Elasticsearch as a NoSQL Database

UPDATE: This article refers to our hosted Elasticsearch offering by an older name, Found. Please note that Found is now known as Elastic Cloud. 14-day hosted Elasticsearch no-cost trials are available on Elastic Cloud.

Can Elasticsearch be used as a "NoSQL"-database? NoSQL means different things in different contexts, and interestingly it's not really about SQL. We will start out with a "Maybe!", and look into the various properties of Elasticsearch as well as those it has sacrificed, in order to become one of the most flexible, scalable and performant search and analytics engines yet.

What is a NoSQL Database Anyway?

NoSQL-database defines NoSQL as "Next Generation Databases mostly addressing some of the points: being non-relational, distributed, open-source and horizontally scalable.". In other words, it's not a very precise definition.

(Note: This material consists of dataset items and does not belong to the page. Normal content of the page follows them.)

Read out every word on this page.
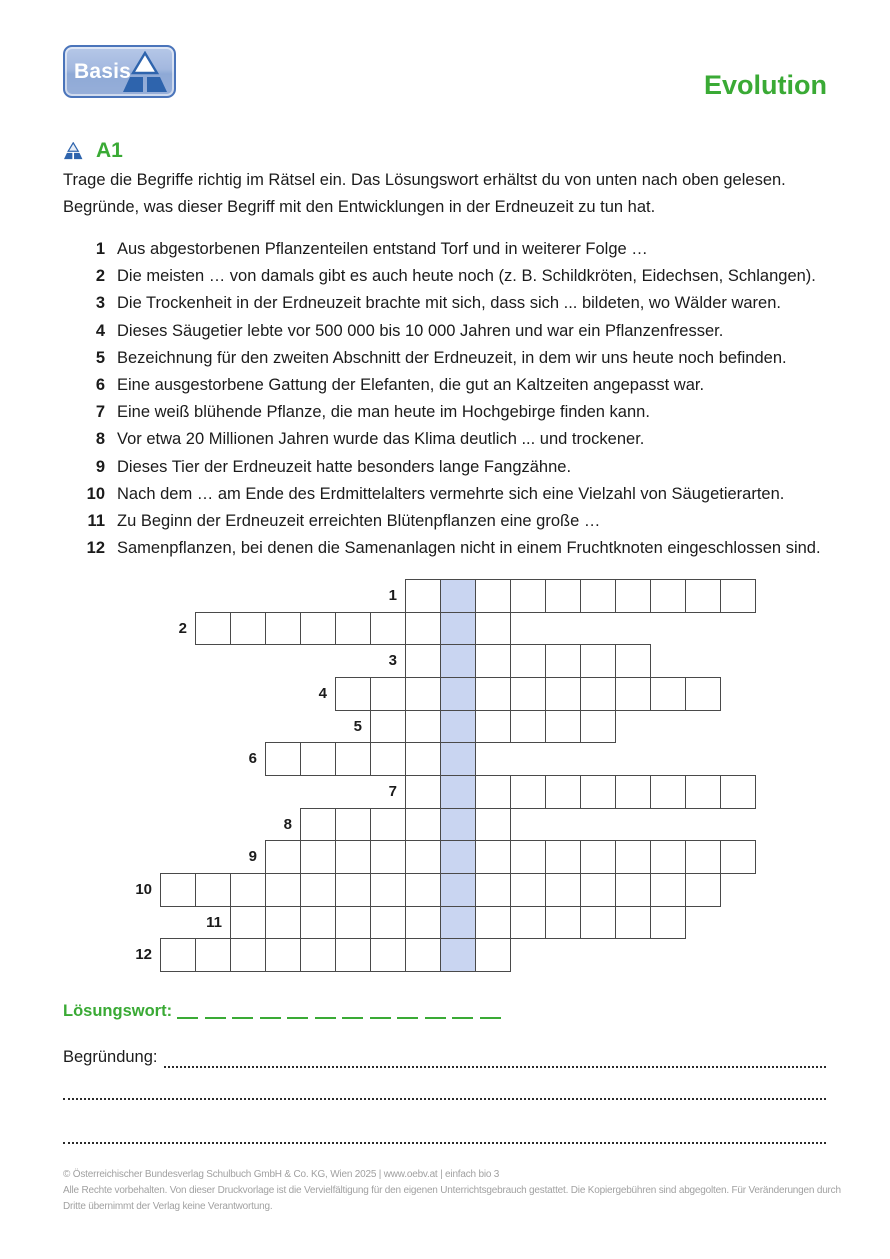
Basis	Evolution
A1
Trage die Begriffe richtig im Rätsel ein. Das Lösungswort erhältst du von unten nach oben gelesen.
Begründe, was dieser Begriff mit den Entwicklungen in der Erdneuzeit zu tun hat.
1 Aus abgestorbenen Pflanzenteilen entstand Torf und in weiterer Folge …
2 Die meisten … von damals gibt es auch heute noch (z. B. Schildkröten, Eidechsen, Schlangen).
3 Die Trockenheit in der Erdneuzeit brachte mit sich, dass sich ... bildeten, wo Wälder waren.
4 Dieses Säugetier lebte vor 500 000 bis 10 000 Jahren und war ein Pflanzenfresser.
5 Bezeichnung für den zweiten Abschnitt der Erdneuzeit, in dem wir uns heute noch befinden.
6 Eine ausgestorbene Gattung der Elefanten, die gut an Kaltzeiten angepasst war.
7 Eine weiß blühende Pflanze, die man heute im Hochgebirge finden kann.
8 Vor etwa 20 Millionen Jahren wurde das Klima deutlich ... und trockener.
9 Dieses Tier der Erdneuzeit hatte besonders lange Fangzähne.
10 Nach dem … am Ende des Erdmittelalters vermehrte sich eine Vielzahl von Säugetierarten.
11 Zu Beginn der Erdneuzeit erreichten Blütenpflanzen eine große …
12 Samenpflanzen, bei denen die Samenanlagen nicht in einem Fruchtknoten eingeschlossen sind.
1
2
3
4
5
6
7
8
9
10
11
12
Lösungswort:
Begründung:
© Österreichischer Bundesverlag Schulbuch GmbH & Co. KG, Wien 2025 | www.oebv.at | einfach bio 3
Alle Rechte vorbehalten. Von dieser Druckvorlage ist die Vervielfältigung für den eigenen Unterrichtsgebrauch gestattet. Die Kopiergebühren sind abgegolten. Für Veränderungen durch
Dritte übernimmt der Verlag keine Verantwortung.
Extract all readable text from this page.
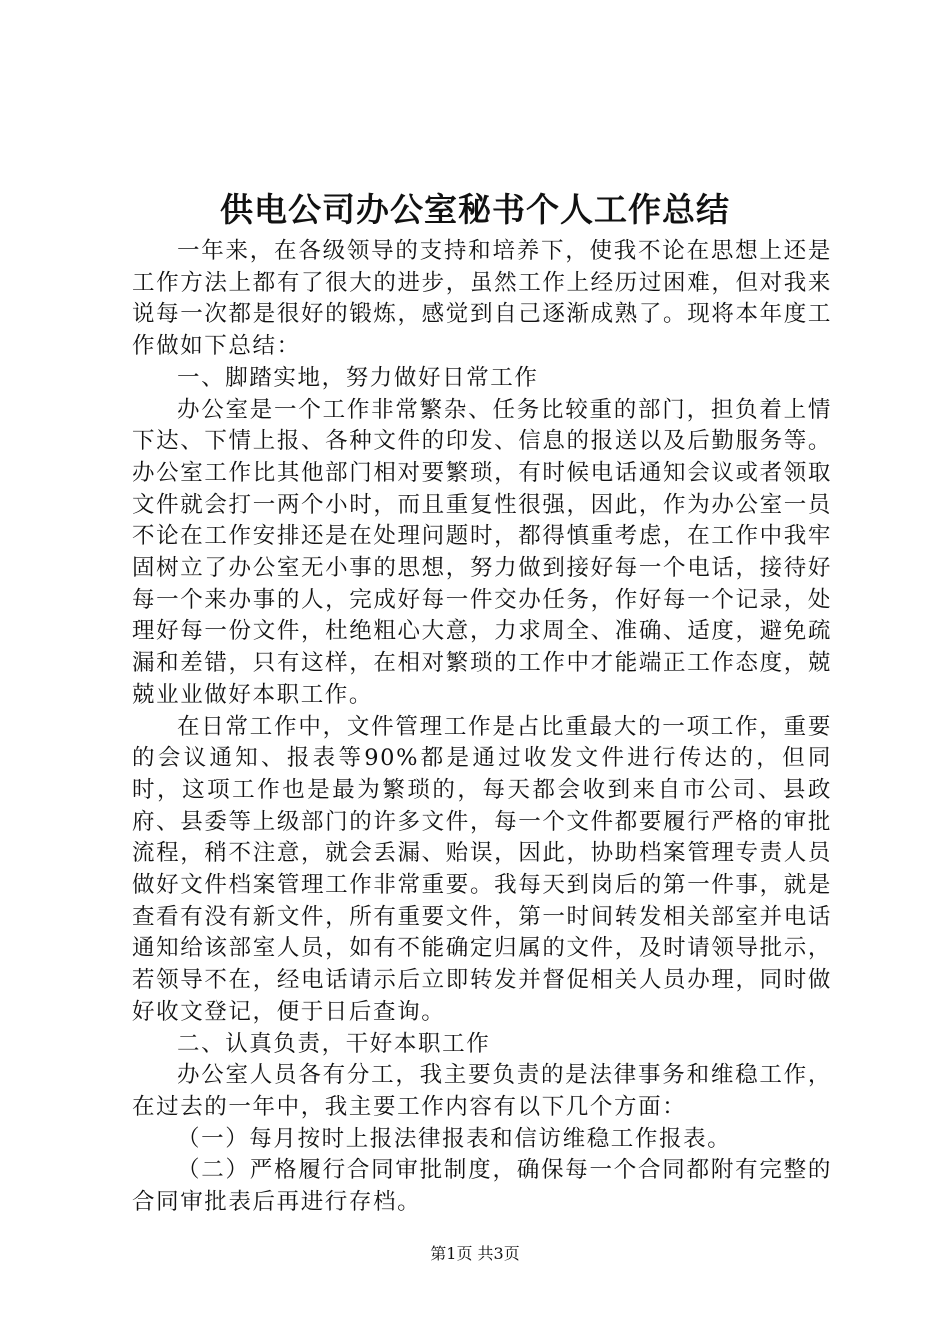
供电公司办公室秘书个人工作总结

一年来，在各级领导的支持和培养下，使我不论在思想上还是工作方法上都有了很大的进步，虽然工作上经历过困难，但对我来说每一次都是很好的锻炼，感觉到自己逐渐成熟了。现将本年度工作做如下总结：

一、脚踏实地，努力做好日常工作

办公室是一个工作非常繁杂、任务比较重的部门，担负着上情下达、下情上报、各种文件的印发、信息的报送以及后勤服务等。办公室工作比其他部门相对要繁琐，有时候电话通知会议或者领取文件就会打一两个小时，而且重复性很强，因此，作为办公室一员不论在工作安排还是在处理问题时，都得慎重考虑，在工作中我牢固树立了办公室无小事的思想，努力做到接好每一个电话，接待好每一个来办事的人，完成好每一件交办任务，作好每一个记录，处理好每一份文件，杜绝粗心大意，力求周全、准确、适度，避免疏漏和差错，只有这样，在相对繁琐的工作中才能端正工作态度，兢兢业业做好本职工作。

在日常工作中，文件管理工作是占比重最大的一项工作，重要的会议通知、报表等90%都是通过收发文件进行传达的，但同时，这项工作也是最为繁琐的，每天都会收到来自市公司、县政府、县委等上级部门的许多文件，每一个文件都要履行严格的审批流程，稍不注意，就会丢漏、贻误，因此，协助档案管理专责人员做好文件档案管理工作非常重要。我每天到岗后的第一件事，就是查看有没有新文件，所有重要文件，第一时间转发相关部室并电话通知给该部室人员，如有不能确定归属的文件，及时请领导批示，若领导不在，经电话请示后立即转发并督促相关人员办理，同时做好收文登记，便于日后查询。

二、认真负责，干好本职工作

办公室人员各有分工，我主要负责的是法律事务和维稳工作，在过去的一年中，我主要工作内容有以下几个方面：

（一）每月按时上报法律报表和信访维稳工作报表。

（二）严格履行合同审批制度，确保每一个合同都附有完整的合同审批表后再进行存档。

第1页 共3页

It's not about SQL in particular. For example, Hive's query language is clearly inspired by SQL. The same is true for Esper's query language, which operates on streams instead of relations. Also, did you know PostgreSQL was named "Postgres" and had "Quel" as its query language back in the days? While first and foremost an ORDBMS, it now also has many features to make it viable as a schemaless document-store.

It's not about ACID-ity either. Hyperdex is one example of a NoSQL-database that aims to provide ACID-transactions. MySQL, certainly an SQL-database, has a history of dubious interpretations of what ACID really means.

Relations? While most of the NoSQL-databases do not support joining in the same sense as traditional relational databases and leave that as an exercise for the user, there are those that do. RethinkDB, Hive and Pig, to name a few. Neo4j, a graph-oriented database, certainly deals with relations - it's excellent at traversing relations (i.e. edges) in graphs. Elasticsearch has a concept of "query time" joining with parent/child-relations and "index time" joining with nested types.

Distributed? While there are some distributed SQL-databases around, and some projects aiming to be something like a NoSQLite, newer generation databases tend to be distributed in some way or another.

To summarize the summary, it neither makes sense to precisely define NoSQL, nor to simply say that Elasticsearch is a "document store"-type NoSQL-database. At the time of writing, nosql-database.org lists >20 of those.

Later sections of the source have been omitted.